Description
I came across today’s topic in kind of a roundabout way. Recently I was rewatching the James Cameron film, Titanic, and as I was watching Rose freeze on her floating piece of wood and pry Jack’s cold dead hands from hers as she whispers "I’ll never let go," it got me wondering just how cold the water actually was when the titanic actually sank. A quick google search told me it was about -2.2 degrees Celsius (or 27 degrees Fahrenheit). And if you’re me and were taught that water freezes at 0 degrees Celsius or 32 degrees Fahrenheit, you may have been stumped by the water’s ability to be colder than “freezing.”
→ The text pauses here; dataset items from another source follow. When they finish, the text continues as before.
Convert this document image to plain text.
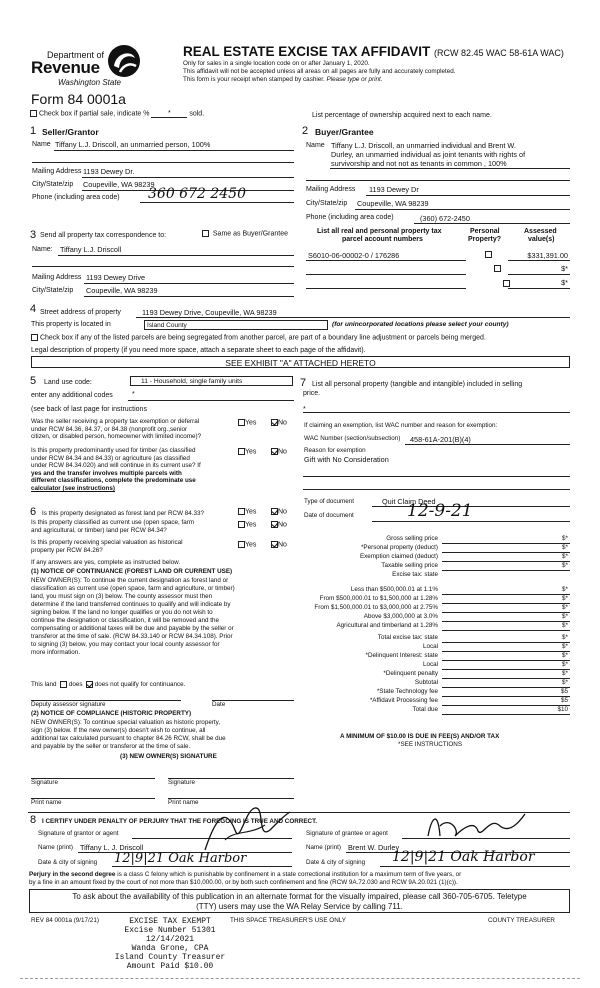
Department of
Revenue
Washington State
Form 84 0001a
REAL ESTATE EXCISE TAX AFFIDAVIT (RCW 82.45 WAC 58-61A WAC)
Only for sales in a single location code on or after January 1, 2020.
This affidavit will not be accepted unless all areas on all pages are fully and accurately completed.
This form is your receipt when stamped by cashier. Please type or print.
Check box if partial sale, indicate %	*	sold.	List percentage of ownership acquired next to each name.
1 Seller/Grantor
Name Tiffany L.J. Driscoll, an unmarried person, 100%
Mailing Address 1193 Dewey Dr.
City/State/zip Coupeville, WA 98239
Phone (including area code) 360 672 2450
2 Buyer/Grantee
Name Tiffany L.J. Driscoll, an unmarried individual and Brent W.
Durley, an unmarried individual as joint tenants with rights of
survivorship and not not as tenants in common , 100%
Mailing Address 1193 Dewey Dr
City/State/zip Coupeville, WA 98239
Phone (including area code)	(360) 672-2450
3 Send all property tax correspondence to:	Same as Buyer/Grantee
Name: Tiffany L.J. Driscoll
Mailing Address 1193 Dewey Drive
City/State/zip Coupeville, WA 98239
List all real and personal property tax
parcel account numbers
Personal
Property?
Assessed
value(s)
S6010-06-00002-0 / 176286
	$331,391.00

$*
$*
4 Street address of property	1193 Dewey Drive, Coupeville, WA 98239
This property is located in	Island County	(for unincorporated locations please select your county)
Check box if any of the listed parcels are being segregated from another parcel, are part of a boundary line adjustment or parcels being merged.
Legal description of property (if you need more space, attach a separate sheet to each page of the affidavit).
SEE EXHIBIT "A" ATTACHED HERETO
5 Land use code:	11 - Household, single family units
enter any additional codes	*
(see back of last page for instructions
Was the seller receiving a property tax exemption or deferral
under RCW 84.36, 84.37, or 84.38 (nonprofit org.,senior
citizen, or disabled person, homeowner with limited income)?
Yes	No
Is this property predominantly used for timber (as classified
under RCW 84.34 and 84.33) or agriculture (as classified
under RCW 84.34.020) and will continue in its current use? If
yes and the transfer involves multiple parcels with
different classifications, complete the predominate use
calculator (see instructions)
Yes	No
6 Is this property designated as forest land per RCW 84.33?	Yes	No
Is this property classified as current use (open space, farm
and agricultural, or timber) land per RCW 84.34?
Yes	No
Is this property receiving special valuation as historical
property per RCW 84.26?
Yes	No
If any answers are yes, complete as instructed below.
(1) NOTICE OF CONTINUANCE (FOREST LAND OR CURRENT USE)
NEW OWNER(S): To continue the current designation as forest land or
classification as current use (open space, farm and agriculture, or timber)
land, you must sign on (3) below. The county assessor must then
determine if the land transferred continues to qualify and will indicate by
signing below. If the land no longer qualifies or you do not wish to
continue the designation or classification, it will be removed and the
compensating or additional taxes will be due and payable by the seller or
transferor at the time of sale. (RCW 84.33.140 or RCW 84.34.108). Prior
to signing (3) below, you may contact your local county assessor for
more information.
This land does does not qualify for continuance.
Deputy assessor signature	Date
(2) NOTICE OF COMPLIANCE (HISTORIC PROPERTY)
NEW OWNER(S): To continue special valuation as historic property,
sign (3) below. If the new owner(s) doesn't wish to continue, all
additional tax calculated pursuant to chapter 84.26 RCW, shall be due
and payable by the seller or transferor at the time of sale.
(3) NEW OWNER(S) SIGNATURE
Signature	Signature
Print name	Print name
7 List all personal property (tangible and intangible) included in selling
price.
*
If claiming an exemption, list WAC number and reason for exemption:
WAC Number (section/subsection) 458-61A-201(B)(4)
Reason for exemption
Gift with No Consideration
Type of document	Quit Claim Deed
Date of document	12-9-21
Gross selling price	$*
*Personal property (deduct)	$*
Exemption claimed (deduct)	$*
Taxable selling price	$*
Excise tax: state
Less than $500,000.01 at 1.1%	$*
From $500,000.01 to $1,500,000 at 1.28%	$*
From $1,500,000.01 to $3,000,000 at 2.75%	$*
Above $3,000,000 at 3.0%	$*
Agricultural and timberland at 1.28%	$*
Total excise tax: state	$*
Local	$*
*Delinquent Interest: state	$*
Local	$*
*Delinquent penalty	$*
Subtotal	$*
*State Technology fee	$5
*Affidavit Processing fee	$5
Total due	$10
A MINIMUM OF $10.00 IS DUE IN FEE(S) AND/OR TAX
*SEE INSTRUCTIONS
8 I CERTIFY UNDER PENALTY OF PERJURY THAT THE FOREGOING IS TRUE AND CORRECT.
Signature of grantor or agent
Name (print) Tiffany L. J. Driscoll
Date & city of signing 12|9|21 Oak Harbor
Signature of grantee or agent
Name (print) Brent W. Durley
Date & city of signing 12|9|21 Oak Harbor
Perjury in the second degree is a class C felony which is punishable by confinement in a state correctional institution for a maximum term of five years, or
by a fine in an amount fixed by the court of not more than $10,000.00, or by both such confinement and fine (RCW 9A.72.030 and RCW 9A.20.021 (1)(c)).
To ask about the availability of this publication in an alternate format for the visually impaired, please call 360-705-6705. Teletype
(TTY) users may use the WA Relay Service by calling 711.
REV 84 0001a (9/17/21)	THIS SPACE TREASURER'S USE ONLY	COUNTY TREASURER
EXCISE TAX EXEMPT
Excise Number 51301
12/14/2021
Wanda Grone, CPA
Island County Treasurer
Amount Paid $10.00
So you do another few google searches and come to find that water doesn’t actually HAVE to freeze at 0 celsius (32 degrees Fahrenheit) and continuing the Titanic example, saltwater, ambient air temperature and the sheer size of the body of water all affect the water’s temperature and ability to freeze. Still with me? Okay but then I started wondering just how cold liquid water can still exist before it HAS to freeze (the answer is -55 degrees Fahrenheit by the way) and then I came across a bit of research about a group of scientists who accidentally created the coldest place in the universe.
This is where today’s episode picks up. I wanted to understand a bit more about this experiment, how it happened, and what its implications are for real world and important applications. Christian Deppner is my guest today who was a member of the team that created this ultra cold capsule of atoms while researching what’s called internal wave interferometry. By using a tall drop tower that simulates anti-gravity conditions, Christian and his team at the Center for Applied Space Technology and Microgravity (ZARM) at the University of Bremen in Germany, tried to see how slow they could get a contained cloud of atoms to move and how accurately they could measure this movement, all the while creating atomic movement so slow, it became the coldest place in the universe.